— По крайней мере, порода у него была фокстерьер, то есть вроде бы должен побеждать злобных лисов, так ведь? А овечки, они же такие робкие, безобидные… Тот пес был хотя и маленький, а как проголодается, иной раз такого натворит… Знаете, мистер Драйвер, как-то я застала его у брата во дворе в кустах рододендронов, так он целое одеяло туда приволок! Гадкое, мерзкое одеяло, выговорить-то противно, и в нем полным-полно было… этих…
«Ну вот и отлично, — думал между тем Дигби Драйвер. — Она терпеть не может этого пса и не станет опровергать утверждений о его злобном и агрессивном характере. Этого-то мне и надо. Осталось прояснить только одну вещь, которую, чего доброго, может вытащить на свет какая-нибудь заинтересованная сторона. Сейчас спрошу — и ходом отсюда, а вечером подошлю местного фотографа, чтобы заснял домик…»
— …И таскал, представьте, это драное, вонючее одеяло, лежавшее у него в корзинке, по всему полу! У меня гора с плеч свалилась, когда его наконец выкинули на помойку…
— Миссис Мосс, я тут знаете о чем задумался? Вы не подскажете, что побудило вас продать пса ученым для опытов? Я к тому, что после гибели брата у вас, полагаю, дел было невпроворот — зачем же эти лишние хлопоты? Проще, наверное, было бы его усыпить?

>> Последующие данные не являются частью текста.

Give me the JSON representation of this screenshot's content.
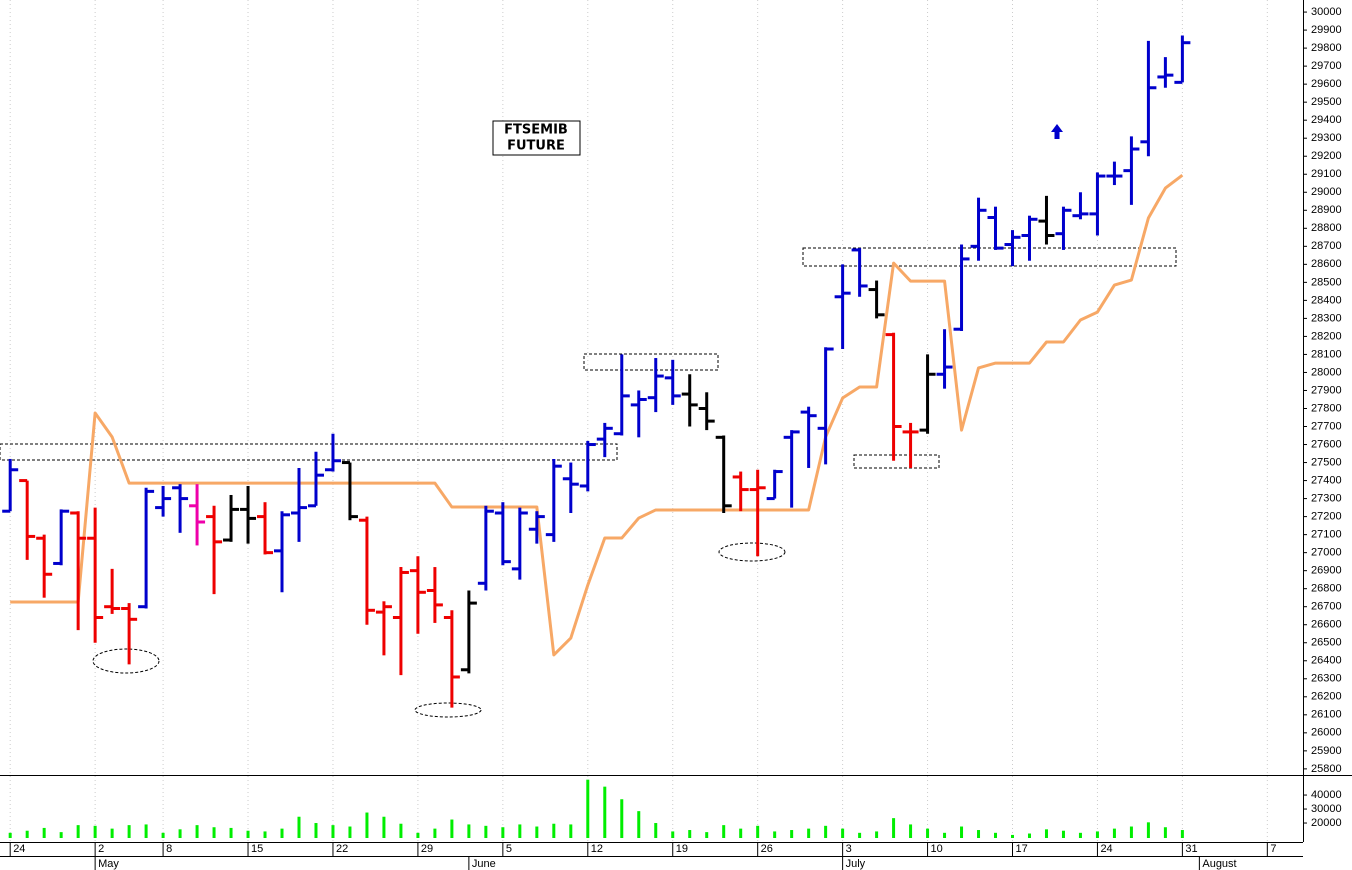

— Мистер Драйвер, — произнесла Энни Моссити с тем пылом агрессивной самозащиты, который уже давно научил ее начальника воздерживаться от малейшей критики и молча терпеть огрехи в ее работе. — Надеюсь, вы не хотите сказать, будто я могла заставить животное так или иначе страдать? Если так, то должна вам сообщить, что…
— И в мыслях подобного не держал, — не моргнув глазом ответил Дигби Драйвер. — Напротив, миссис Мосс, я хотел узнать, что подвигло вас на столь разумный и полезный поступок?

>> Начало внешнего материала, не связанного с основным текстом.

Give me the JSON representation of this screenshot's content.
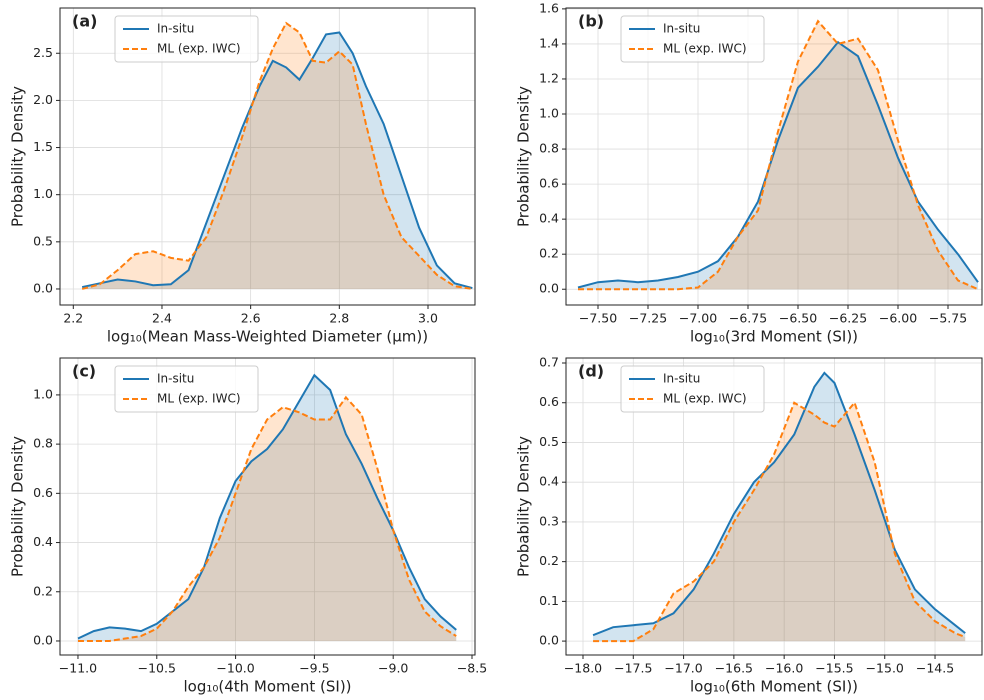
{
  "chart_data": [
    {
      "type": "line",
      "label": "(a)",
      "xlabel": "log₁₀(Mean Mass-Weighted Diameter (μm))",
      "ylabel": "Probability Density",
      "x": [
        2.22,
        2.26,
        2.3,
        2.34,
        2.38,
        2.42,
        2.46,
        2.5,
        2.54,
        2.58,
        2.62,
        2.65,
        2.68,
        2.71,
        2.74,
        2.77,
        2.8,
        2.83,
        2.86,
        2.9,
        2.94,
        2.98,
        3.02,
        3.06,
        3.1
      ],
      "series": [
        {
          "name": "In-situ",
          "color": "#1f77b4",
          "linestyle": "solid",
          "values": [
            0.02,
            0.06,
            0.1,
            0.08,
            0.04,
            0.05,
            0.2,
            0.7,
            1.2,
            1.7,
            2.15,
            2.42,
            2.35,
            2.22,
            2.45,
            2.7,
            2.72,
            2.5,
            2.15,
            1.75,
            1.2,
            0.65,
            0.25,
            0.06,
            0.01
          ]
        },
        {
          "name": "ML (exp. IWC)",
          "color": "#ff7f0e",
          "linestyle": "dashed",
          "values": [
            0.0,
            0.05,
            0.2,
            0.37,
            0.4,
            0.33,
            0.3,
            0.55,
            1.05,
            1.6,
            2.2,
            2.55,
            2.82,
            2.72,
            2.42,
            2.4,
            2.52,
            2.38,
            1.75,
            1.0,
            0.55,
            0.35,
            0.15,
            0.03,
            0.0
          ]
        }
      ],
      "xlim": [
        2.17,
        3.106
      ],
      "ylim": [
        -0.17,
        2.98
      ],
      "xticks": [
        2.2,
        2.4,
        2.6,
        2.8,
        {
          "value": 3.0,
          "label": "3.0"
        }
      ],
      "yticks": [
        {
          "value": 0,
          "label": "0.0"
        },
        0.5,
        {
          "value": 1,
          "label": "1.0"
        },
        1.5,
        {
          "value": 2,
          "label": "2.0"
        },
        2.5
      ],
      "grid": true,
      "fill": true,
      "legend": "upper left"
    },
    {
      "type": "line",
      "label": "(b)",
      "xlabel": "log₁₀(3rd Moment (SI))",
      "ylabel": "Probability Density",
      "x": [
        -7.6,
        -7.5,
        -7.4,
        -7.3,
        -7.2,
        -7.1,
        -7.0,
        -6.9,
        -6.8,
        -6.7,
        -6.6,
        -6.5,
        -6.4,
        -6.3,
        -6.2,
        -6.1,
        -6.0,
        -5.9,
        -5.8,
        -5.7,
        -5.6
      ],
      "series": [
        {
          "name": "In-situ",
          "color": "#1f77b4",
          "linestyle": "solid",
          "values": [
            0.01,
            0.04,
            0.05,
            0.04,
            0.05,
            0.07,
            0.1,
            0.16,
            0.3,
            0.5,
            0.85,
            1.15,
            1.27,
            1.41,
            1.33,
            1.05,
            0.75,
            0.5,
            0.34,
            0.2,
            0.04
          ]
        },
        {
          "name": "ML (exp. IWC)",
          "color": "#ff7f0e",
          "linestyle": "dashed",
          "values": [
            0,
            0,
            0,
            0,
            0,
            0,
            0.01,
            0.1,
            0.3,
            0.45,
            0.9,
            1.3,
            1.53,
            1.4,
            1.43,
            1.25,
            0.85,
            0.48,
            0.22,
            0.05,
            0.0
          ]
        }
      ],
      "xlim": [
        -7.66,
        -5.58
      ],
      "ylim": [
        -0.09,
        1.605
      ],
      "xticks": [
        {
          "value": -7.5,
          "label": "−7.50"
        },
        {
          "value": -7.25,
          "label": "−7.25"
        },
        {
          "value": -7.0,
          "label": "−7.00"
        },
        {
          "value": -6.75,
          "label": "−6.75"
        },
        {
          "value": -6.5,
          "label": "−6.50"
        },
        {
          "value": -6.25,
          "label": "−6.25"
        },
        {
          "value": -6.0,
          "label": "−6.00"
        },
        {
          "value": -5.75,
          "label": "−5.75"
        }
      ],
      "yticks": [
        {
          "value": 0,
          "label": "0.0"
        },
        0.2,
        0.4,
        0.6,
        0.8,
        {
          "value": 1,
          "label": "1.0"
        },
        1.2,
        1.4,
        1.6
      ],
      "grid": true,
      "fill": true,
      "legend": "upper left"
    },
    {
      "type": "line",
      "label": "(c)",
      "xlabel": "log₁₀(4th Moment (SI))",
      "ylabel": "Probability Density",
      "x": [
        -11.0,
        -10.9,
        -10.8,
        -10.7,
        -10.6,
        -10.5,
        -10.4,
        -10.3,
        -10.2,
        -10.1,
        -10.0,
        -9.9,
        -9.8,
        -9.7,
        -9.6,
        -9.5,
        -9.4,
        -9.3,
        -9.2,
        -9.1,
        -9.0,
        -8.9,
        -8.8,
        -8.7,
        -8.6
      ],
      "series": [
        {
          "name": "In-situ",
          "color": "#1f77b4",
          "linestyle": "solid",
          "values": [
            0.01,
            0.04,
            0.055,
            0.05,
            0.04,
            0.07,
            0.12,
            0.17,
            0.3,
            0.5,
            0.65,
            0.73,
            0.78,
            0.86,
            0.97,
            1.08,
            1.02,
            0.84,
            0.72,
            0.58,
            0.45,
            0.3,
            0.17,
            0.1,
            0.045
          ]
        },
        {
          "name": "ML (exp. IWC)",
          "color": "#ff7f0e",
          "linestyle": "dashed",
          "values": [
            0,
            0,
            0,
            0.01,
            0.02,
            0.05,
            0.12,
            0.22,
            0.3,
            0.42,
            0.6,
            0.78,
            0.9,
            0.95,
            0.93,
            0.9,
            0.9,
            0.99,
            0.92,
            0.7,
            0.45,
            0.25,
            0.12,
            0.06,
            0.02
          ]
        }
      ],
      "xlim": [
        -11.114,
        -8.481
      ],
      "ylim": [
        -0.057,
        1.15
      ],
      "xticks": [
        {
          "value": -11.0,
          "label": "−11.0"
        },
        {
          "value": -10.5,
          "label": "−10.5"
        },
        {
          "value": -10.0,
          "label": "−10.0"
        },
        {
          "value": -9.5,
          "label": "−9.5"
        },
        {
          "value": -9.0,
          "label": "−9.0"
        },
        {
          "value": -8.5,
          "label": "−8.5"
        }
      ],
      "yticks": [
        {
          "value": 0,
          "label": "0.0"
        },
        0.2,
        0.4,
        0.6,
        0.8,
        {
          "value": 1,
          "label": "1.0"
        }
      ],
      "grid": true,
      "fill": true,
      "legend": "upper left"
    },
    {
      "type": "line",
      "label": "(d)",
      "xlabel": "log₁₀(6th Moment (SI))",
      "ylabel": "Probability Density",
      "x": [
        -17.9,
        -17.7,
        -17.5,
        -17.3,
        -17.1,
        -16.9,
        -16.7,
        -16.5,
        -16.3,
        -16.1,
        -15.9,
        -15.7,
        -15.6,
        -15.5,
        -15.3,
        -15.1,
        -14.9,
        -14.7,
        -14.5,
        -14.3,
        -14.2
      ],
      "series": [
        {
          "name": "In-situ",
          "color": "#1f77b4",
          "linestyle": "solid",
          "values": [
            0.015,
            0.035,
            0.04,
            0.045,
            0.07,
            0.13,
            0.22,
            0.32,
            0.4,
            0.45,
            0.52,
            0.64,
            0.675,
            0.65,
            0.52,
            0.38,
            0.23,
            0.13,
            0.08,
            0.04,
            0.02
          ]
        },
        {
          "name": "ML (exp. IWC)",
          "color": "#ff7f0e",
          "linestyle": "dashed",
          "values": [
            0,
            0,
            0,
            0.03,
            0.12,
            0.15,
            0.2,
            0.3,
            0.38,
            0.47,
            0.6,
            0.57,
            0.55,
            0.54,
            0.6,
            0.45,
            0.22,
            0.1,
            0.05,
            0.02,
            0.01
          ]
        }
      ],
      "xlim": [
        -18.169,
        -14.033
      ],
      "ylim": [
        -0.035,
        0.7126
      ],
      "xticks": [
        {
          "value": -18.0,
          "label": "−18.0"
        },
        {
          "value": -17.5,
          "label": "−17.5"
        },
        {
          "value": -17.0,
          "label": "−17.0"
        },
        {
          "value": -16.5,
          "label": "−16.5"
        },
        {
          "value": -16.0,
          "label": "−16.0"
        },
        {
          "value": -15.5,
          "label": "−15.5"
        },
        {
          "value": -15.0,
          "label": "−15.0"
        },
        {
          "value": -14.5,
          "label": "−14.5"
        }
      ],
      "yticks": [
        {
          "value": 0,
          "label": "0.0"
        },
        0.1,
        0.2,
        0.3,
        0.4,
        0.5,
        0.6,
        0.7
      ],
      "grid": true,
      "fill": true,
      "legend": "upper left"
    }
  ]
}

— Так мне зять подсказал. — Бесстыдная лесть сделала свое дело, Энни Моссити прямо-таки растаяла. — Он в Ньюкасле ветеринаром работает. Я рассказала ему, что никак не могу оставить собаку, мне с ней не справиться, подумываю о том, чтобы усыпить. А он мне звонит через день или два и говорит, что джентльмены из Лоусон-парка обратились к местным ветеринарам с запросом по поводу взрослой домашней собаки, нужной им для какого-то опыта. Так и сказал — взрослая и домашняя. Он заверил меня, что никаким мучениям ее подвергать не будут. Опять же, передовая наука… очень важные опыты… интересы общества…
«И ты, чертова корова, продала, значит, этим живодерам любимую собачку погибшего брата? И деньги карман не прожгли? И ни на секунду небось не задумалась, такова ли была бы его последняя воля…»

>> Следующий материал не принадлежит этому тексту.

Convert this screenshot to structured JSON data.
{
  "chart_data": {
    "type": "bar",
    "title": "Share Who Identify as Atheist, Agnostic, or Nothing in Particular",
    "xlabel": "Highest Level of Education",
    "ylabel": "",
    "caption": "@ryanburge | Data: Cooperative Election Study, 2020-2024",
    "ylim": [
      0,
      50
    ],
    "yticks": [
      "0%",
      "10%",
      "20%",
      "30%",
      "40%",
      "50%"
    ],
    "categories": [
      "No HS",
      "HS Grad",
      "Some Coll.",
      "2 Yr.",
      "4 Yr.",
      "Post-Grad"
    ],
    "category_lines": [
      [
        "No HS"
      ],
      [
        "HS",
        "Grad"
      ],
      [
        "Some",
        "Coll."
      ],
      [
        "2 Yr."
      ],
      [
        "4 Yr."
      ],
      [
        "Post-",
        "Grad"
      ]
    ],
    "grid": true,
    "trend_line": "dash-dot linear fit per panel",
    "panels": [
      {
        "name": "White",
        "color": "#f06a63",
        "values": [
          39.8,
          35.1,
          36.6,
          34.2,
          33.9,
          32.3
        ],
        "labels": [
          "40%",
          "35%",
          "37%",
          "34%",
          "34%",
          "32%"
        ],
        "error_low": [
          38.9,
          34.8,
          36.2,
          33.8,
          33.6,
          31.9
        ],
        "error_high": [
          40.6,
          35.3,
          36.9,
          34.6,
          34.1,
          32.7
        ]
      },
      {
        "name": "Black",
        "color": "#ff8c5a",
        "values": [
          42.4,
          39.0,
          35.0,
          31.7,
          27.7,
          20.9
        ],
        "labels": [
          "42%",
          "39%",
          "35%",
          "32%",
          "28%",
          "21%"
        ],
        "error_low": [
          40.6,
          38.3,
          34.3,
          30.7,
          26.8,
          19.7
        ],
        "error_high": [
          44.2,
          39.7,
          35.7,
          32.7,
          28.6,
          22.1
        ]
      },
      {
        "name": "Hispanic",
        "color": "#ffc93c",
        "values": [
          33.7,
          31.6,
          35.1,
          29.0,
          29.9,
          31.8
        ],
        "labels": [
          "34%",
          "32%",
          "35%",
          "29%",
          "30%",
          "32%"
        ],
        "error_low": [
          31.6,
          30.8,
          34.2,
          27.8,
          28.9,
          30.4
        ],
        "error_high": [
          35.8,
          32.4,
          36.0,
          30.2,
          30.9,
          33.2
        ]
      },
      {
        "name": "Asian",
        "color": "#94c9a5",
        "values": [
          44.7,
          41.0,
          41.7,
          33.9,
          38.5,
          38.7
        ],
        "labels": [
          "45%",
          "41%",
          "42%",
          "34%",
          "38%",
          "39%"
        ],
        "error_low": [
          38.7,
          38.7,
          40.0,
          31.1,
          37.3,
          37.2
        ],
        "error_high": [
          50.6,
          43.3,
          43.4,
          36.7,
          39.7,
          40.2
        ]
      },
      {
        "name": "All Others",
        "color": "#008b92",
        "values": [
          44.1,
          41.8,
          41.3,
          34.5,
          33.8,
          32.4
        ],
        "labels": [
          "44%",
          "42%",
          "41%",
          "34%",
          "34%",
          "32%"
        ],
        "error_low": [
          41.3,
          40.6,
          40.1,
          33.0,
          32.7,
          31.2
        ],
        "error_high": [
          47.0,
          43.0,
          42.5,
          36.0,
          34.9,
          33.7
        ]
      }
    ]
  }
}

— То есть вы в какой-то мере уступили давлению, правильно я понимаю, миссис Мосс? Они вас, скажем так, на коленях просили, и вы не могли им не уступить? — («Спорю на что угодно, дрянь своекорыстная, ты с ними еще поторговалась…») — Да, с интересами общества нам всем приходится считаться. Опять же, как ни крути, это гораздо гуманнее усыпления. Получается, вы собаке жизнь спасли!
«Ну, если она и это проглотит, она проглотит что угодно».
— Ну как бы да, мистер Драйвер, получается, что спасла. Вы же понимаете, я никак не могла взять к себе пса с таким несносным характером. И, конечно, сдать его для науки было не так жестоко, как усыпить…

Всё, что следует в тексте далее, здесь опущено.